Materials and Methods: The study evaluated 221 titanium implants in 75 patients (Ti implants) and 181 hydroxyapatite-coated implants in 66 patients (HA im plants), all of which were installed in available bone of posterior partially edentulous jaws during the period from 1994 to 1999 at a single center in Japan. The cumulative survival rates after 10 to 15 years were calculated by life table analysis and compared to evaluate the clinical courses.
Results: The cumulative survival rates after 10 to 15 years were 94.2% for Ti implants and 92.5% for HA implants, showing no significant difference in survival rate between the different implant bodies.
On comparison of survival rates of the implant bodies by elapsed period, Ti implants and HA implants showed 99.5% and 99.4%, respectively, for less than one year post-implantation, and 92.2% and 89.5%, respectively, for one year or more post-implantation, demonstrating no significant difference in survival rate during either period. However, in both implant bodies the survival rate tended to decrease over time at 4 to 5 years after loading.

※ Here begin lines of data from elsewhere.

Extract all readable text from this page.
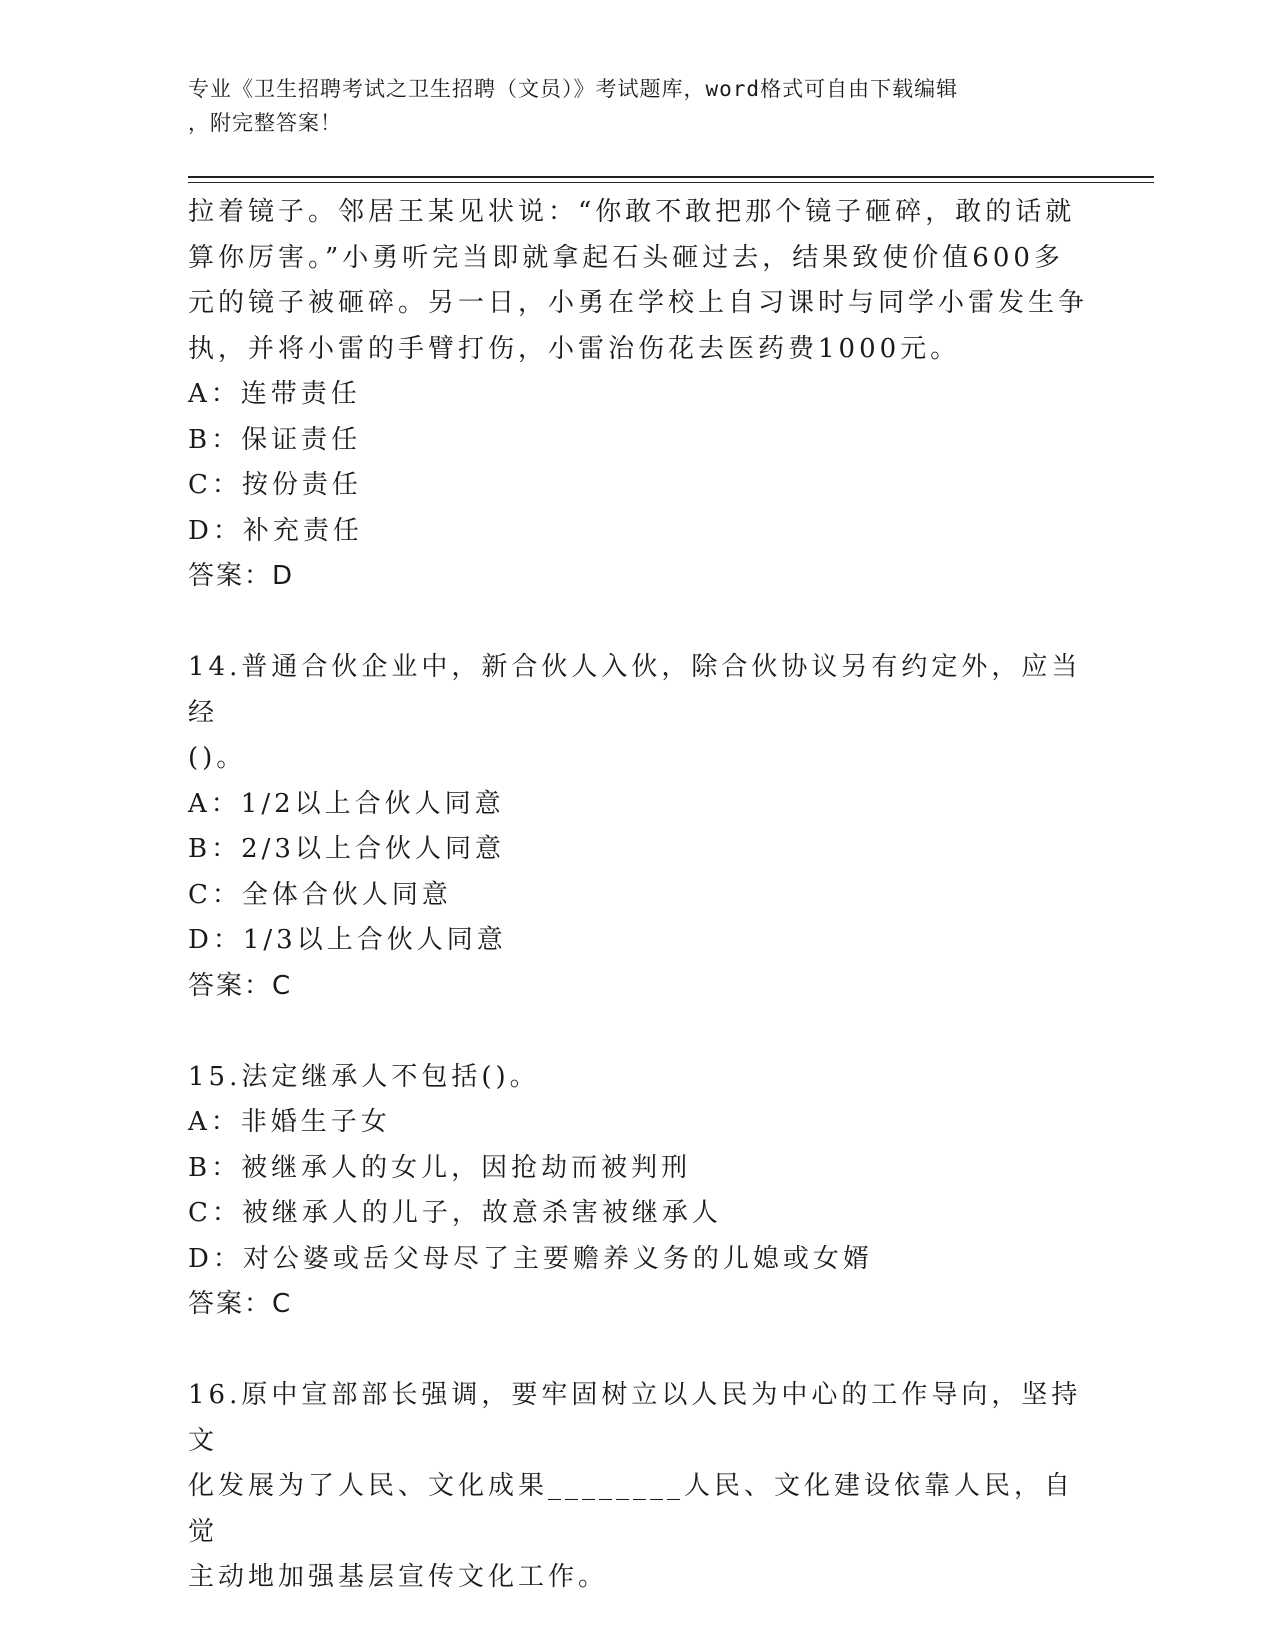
专业《卫生招聘考试之卫生招聘（文员）》考试题库，word格式可自由下载编辑
，附完整答案！

拉着镜子。邻居王某见状说：“你敢不敢把那个镜子砸碎，敢的话就

算你厉害。”小勇听完当即就拿起石头砸过去，结果致使价值600多

元的镜子被砸碎。另一日，小勇在学校上自习课时与同学小雷发生争

执，并将小雷的手臂打伤，小雷治伤花去医药费1000元。

A：连带责任

B：保证责任

C：按份责任

D：补充责任

答案：D

14.普通合伙企业中，新合伙人入伙，除合伙协议另有约定外，应当经

()。

A：1/2以上合伙人同意

B：2/3以上合伙人同意

C：全体合伙人同意

D：1/3以上合伙人同意

答案：C

15.法定继承人不包括()。

A：非婚生子女

B：被继承人的女儿，因抢劫而被判刑

C：被继承人的儿子，故意杀害被继承人

D：对公婆或岳父母尽了主要赡养义务的儿媳或女婿

答案：C

16.原中宣部部长强调，要牢固树立以人民为中心的工作导向，坚持文

化发展为了人民、文化成果________人民、文化建设依靠人民，自觉

主动地加强基层宣传文化工作。
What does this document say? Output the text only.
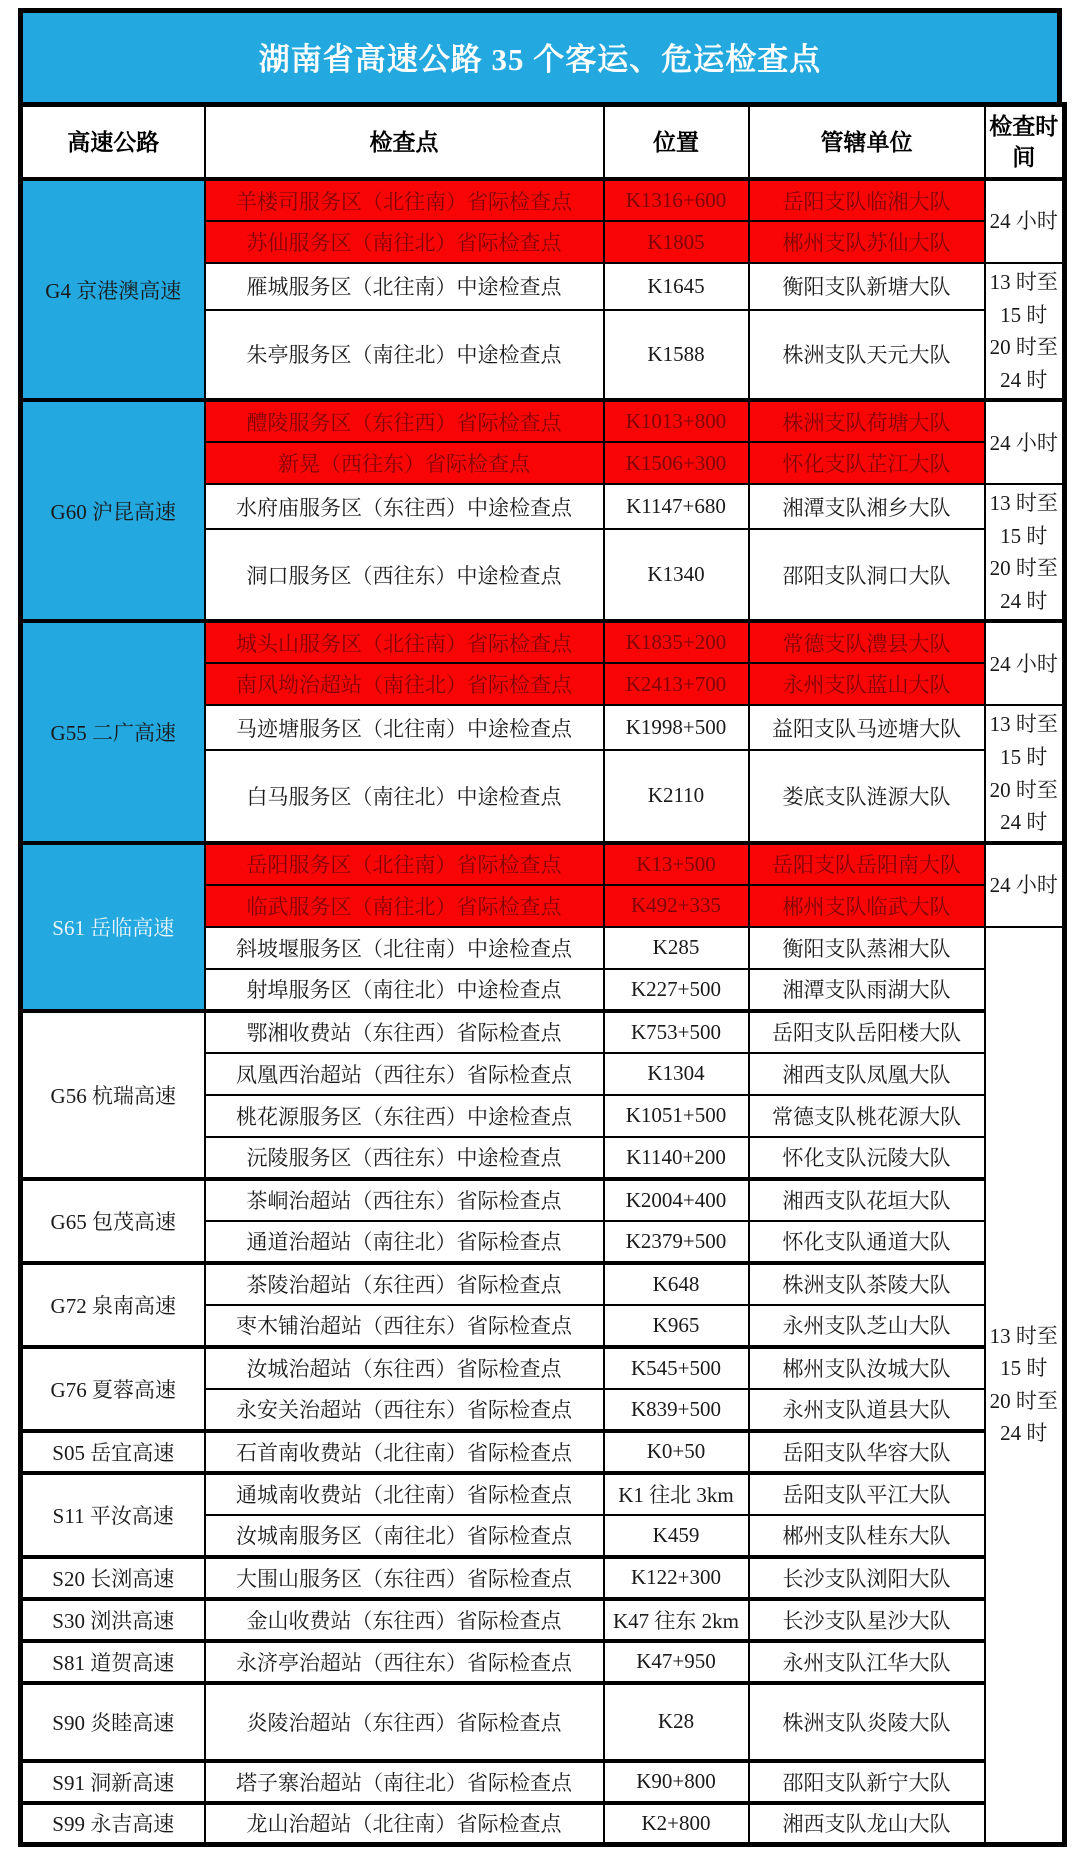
湖南省高速公路 35 个客运、危运检查点
高速公路	检查点	位置	管辖单位	检查时间
G4 京港澳高速	羊楼司服务区（北往南）省际检查点	K1316+600	岳阳支队临湘大队	24 小时

	苏仙服务区（南往北）省际检查点	K1805	郴州支队苏仙大队	
	雁城服务区（北往南）中途检查点	K1645	衡阳支队新塘大队	13 时至
15 时
20 时至
24 时

	朱亭服务区（南往北）中途检查点	K1588	株洲支队天元大队	
G60 沪昆高速	醴陵服务区（东往西）省际检查点	K1013+800	株洲支队荷塘大队	24 小时

	新晃（西往东）省际检查点	K1506+300	怀化支队芷江大队	
	水府庙服务区（东往西）中途检查点	K1147+680	湘潭支队湘乡大队	13 时至
15 时
20 时至
24 时

	洞口服务区（西往东）中途检查点	K1340	邵阳支队洞口大队	
G55 二广高速	城头山服务区（北往南）省际检查点	K1835+200	常德支队澧县大队	24 小时

	南风坳治超站（南往北）省际检查点	K2413+700	永州支队蓝山大队	
	马迹塘服务区（北往南）中途检查点	K1998+500	益阳支队马迹塘大队	13 时至
15 时
20 时至
24 时

	白马服务区（南往北）中途检查点	K2110	娄底支队涟源大队	
S61 岳临高速	岳阳服务区（北往南）省际检查点	K13+500	岳阳支队岳阳南大队	24 小时

	临武服务区（南往北）省际检查点	K492+335	郴州支队临武大队	
	斜坡堰服务区（北往南）中途检查点	K285	衡阳支队蒸湘大队	13 时至
15 时
20 时至
24 时

	射埠服务区（南往北）中途检查点	K227+500	湘潭支队雨湖大队	
G56 杭瑞高速	鄂湘收费站（东往西）省际检查点	K753+500	岳阳支队岳阳楼大队	
	凤凰西治超站（西往东）省际检查点	K1304	湘西支队凤凰大队	
	桃花源服务区（东往西）中途检查点	K1051+500	常德支队桃花源大队	
	沅陵服务区（西往东）中途检查点	K1140+200	怀化支队沅陵大队	
G65 包茂高速	茶峒治超站（西往东）省际检查点	K2004+400	湘西支队花垣大队	
	通道治超站（南往北）省际检查点	K2379+500	怀化支队通道大队	
G72 泉南高速	茶陵治超站（东往西）省际检查点	K648	株洲支队茶陵大队	
	枣木铺治超站（西往东）省际检查点	K965	永州支队芝山大队	
G76 夏蓉高速	汝城治超站（东往西）省际检查点	K545+500	郴州支队汝城大队	
	永安关治超站（西往东）省际检查点	K839+500	永州支队道县大队	
S05 岳宜高速	石首南收费站（北往南）省际检查点	K0+50	岳阳支队华容大队	
S11 平汝高速	通城南收费站（北往南）省际检查点	K1 往北 3km	岳阳支队平江大队	
	汝城南服务区（南往北）省际检查点	K459	郴州支队桂东大队	
S20 长浏高速	大围山服务区（东往西）省际检查点	K122+300	长沙支队浏阳大队	
S30 浏洪高速	金山收费站（东往西）省际检查点	K47 往东 2km	长沙支队星沙大队	
S81 道贺高速	永济亭治超站（西往东）省际检查点	K47+950	永州支队江华大队	
S90 炎睦高速	炎陵治超站（东往西）省际检查点	K28	株洲支队炎陵大队	
S91 洞新高速	塔子寨治超站（南往北）省际检查点	K90+800	邵阳支队新宁大队	
S99 永吉高速	龙山治超站（北往南）省际检查点	K2+800	湘西支队龙山大队	
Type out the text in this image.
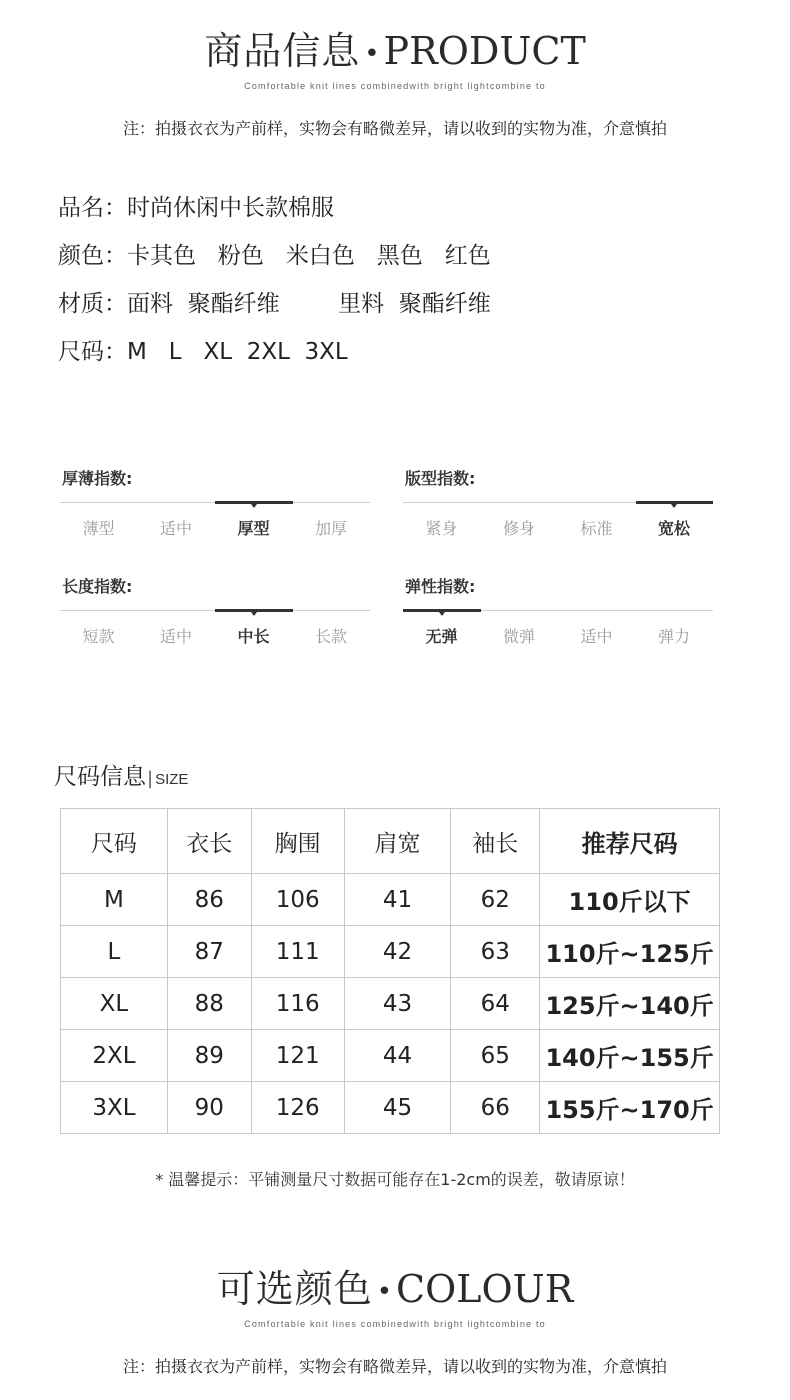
商品信息 • PRODUCT
Comfortable knit lines combinedwith bright lightcombine to
注：拍摄衣衣为产前样，实物会有略微差异，请以收到的实物为准，介意慎拍
品名：时尚休闲中长款棉服
颜色：卡其色   粉色   米白色   黑色   红色
材质：面料  聚酯纤维        里料  聚酯纤维
尺码：M   L   XL  2XL  3XL
厚薄指数:
薄型	适中	厚型	加厚
版型指数:
紧身	修身	标准	宽松
长度指数:
短款	适中	中长	长款
弹性指数:
无弹	微弹	适中	弹力
尺码信息| SIZE
尺码	衣长	胸围	肩宽	袖长	推荐尺码
M	86	106	41	62	110斤以下
L	87	111	42	63	110斤~125斤
XL	88	116	43	64	125斤~140斤
2XL	89	121	44	65	140斤~155斤
3XL	90	126	45	66	155斤~170斤
* 温馨提示：平铺测量尺寸数据可能存在1-2cm的误差，敬请原谅！
可选颜色 • COLOUR
Comfortable knit lines combinedwith bright lightcombine to
注：拍摄衣衣为产前样，实物会有略微差异，请以收到的实物为准，介意慎拍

In addition, incidence rates of implantation failure during the elapsed period showed no significant difference between Ti implants and HA implants in the cases of implant loss due to failed osseointegration, with 0.5% and 0.6%, respectively, during the post-implantation period of less than one year. Meanwhile, after one year or more post-implantation, the incidence of implant loss due to failed osseointegration was 6.1% for Ti implants and 0% for HA implants, and the incidence of implant loss due to peri-implantitis was 1.7% for Ti implants and 10.5% for HA implants, demonstrating a significant difference in incidence rate between the different implant bodies.
Discussion and Conclusion: No significant differences were found in the long-term survival rates between Ti implant bodies and HA implant bodies.
In addition, while both types of implant body showed successful survival rates during a post-implantation period of less than one year, at one year or more after implantation, the survival rates tended to decrease over time due to the development of failed osseointegration in Ti implants and the occurrence of peri-implantitis in HA implants.
Thus, it is suggested that, in order to achieve better long-term outcomes, occlusal adjustment for avoiding overloading on specific implant bodies is important for Ti implant bodies, whereas maintaining good oral hygiene for avoiding peri-implantitis is important for HA implant bodies, during a follow-up period of one year or more.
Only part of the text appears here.